The Differences Between Corporate Governance & Ethics

by Contributing Writer; Updated September 26, 2017
Corporations have ethical duties, but those are frequently sacrificed, if necessary, in pursuit of profit.

Thematically, the main difference between corporate governance and ethics is that the ethics are the philosophical and morally decent standards that a corporation attempts to stand by, while governance processes are the means by which a corporation attempts to remain as ethical as possible while still making a profit. The governance obligations and operations of a corporation vary depending on its type. For example, a sole-proprietorship--a business owned by a single person--has different financial necessities and legal obligations than a massive, publicly-traded corporation.

Public Corporate Governance

Publicly-trade corporations have a legally-mandated fiduciary duty to their shareholders to maximize the profit of the company. Thus, ethical standards are less important than legal standards in the pursuit of making profit, which explains why corporations will often "cut corners" when trying to meet expensive legal standards. For example, a congressional investigation found that British Petroleum (BP) cut corners on the safety protocols of its investment in the Gulf of Mexico. In this rare case, BP's decision to cut corners facilitated a massive oil spill in 2010 that could theoretically drive BP into bankruptcy. In this instance, the fiduciary responsibility to maximize the short-term profits of BP's stockholders caused BP executives to compromise the company's ethical obligation to protect the environment surrounding its deep-sea oil investment.

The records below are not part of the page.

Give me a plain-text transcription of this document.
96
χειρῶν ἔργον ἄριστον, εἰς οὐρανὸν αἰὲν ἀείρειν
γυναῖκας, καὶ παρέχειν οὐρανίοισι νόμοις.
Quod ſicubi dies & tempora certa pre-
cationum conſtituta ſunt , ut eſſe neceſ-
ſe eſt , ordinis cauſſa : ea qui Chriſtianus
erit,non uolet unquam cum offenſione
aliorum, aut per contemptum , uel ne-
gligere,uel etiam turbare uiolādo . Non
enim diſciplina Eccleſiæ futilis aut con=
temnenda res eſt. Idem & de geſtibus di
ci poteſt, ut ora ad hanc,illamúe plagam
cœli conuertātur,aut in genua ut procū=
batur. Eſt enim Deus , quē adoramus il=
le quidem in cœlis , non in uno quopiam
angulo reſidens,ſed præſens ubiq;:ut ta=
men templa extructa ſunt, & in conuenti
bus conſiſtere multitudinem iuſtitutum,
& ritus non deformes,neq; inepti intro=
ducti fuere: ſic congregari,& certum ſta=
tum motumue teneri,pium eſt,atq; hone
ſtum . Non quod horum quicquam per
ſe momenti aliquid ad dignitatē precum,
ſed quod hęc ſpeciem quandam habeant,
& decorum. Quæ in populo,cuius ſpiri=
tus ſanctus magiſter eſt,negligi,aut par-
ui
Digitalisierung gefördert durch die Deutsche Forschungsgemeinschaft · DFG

Private Corporate Governance

Privately owned corporations do not have a legally-mandated fiduciary responsibility to maximize shareholder revenue (because there are no shareholders), allowing them greater and (potentially) substantially less flexibility when making corporate decisions. For example, a privately-corporation may be able to sacrifice a portion of its profit margin to meet regional environmental and ecological standards. At the same time, however, because the liquidity of a such a corporation is provided privately and usually by other investors, the tolerance of the corporation for sacrificing profit to meet ethical obligations could be incredibly short. Because an impatient investor can always threaten to remove their investment unless profits increase, a privately owned company may be under even greater pressure to cut corners to make a profit.

Profit vs. Ethics

The main source of conflict between corporate governance and ethical obligations is the fact that a corporation exists to make a profit, and ethics exist to benefit the social good. Entrepreneur and Nobel Prize laureate Muhammad Yunus writes that people are "80 percent self-interested and 20 percent something else." Yunus believes that "something else" to be an orientation toward the community and social good, and that the cultivation of social businesses--businesses that exist to do more social good rather than make a profit--would be a way to merge the objectives of corporate governance and social ethics.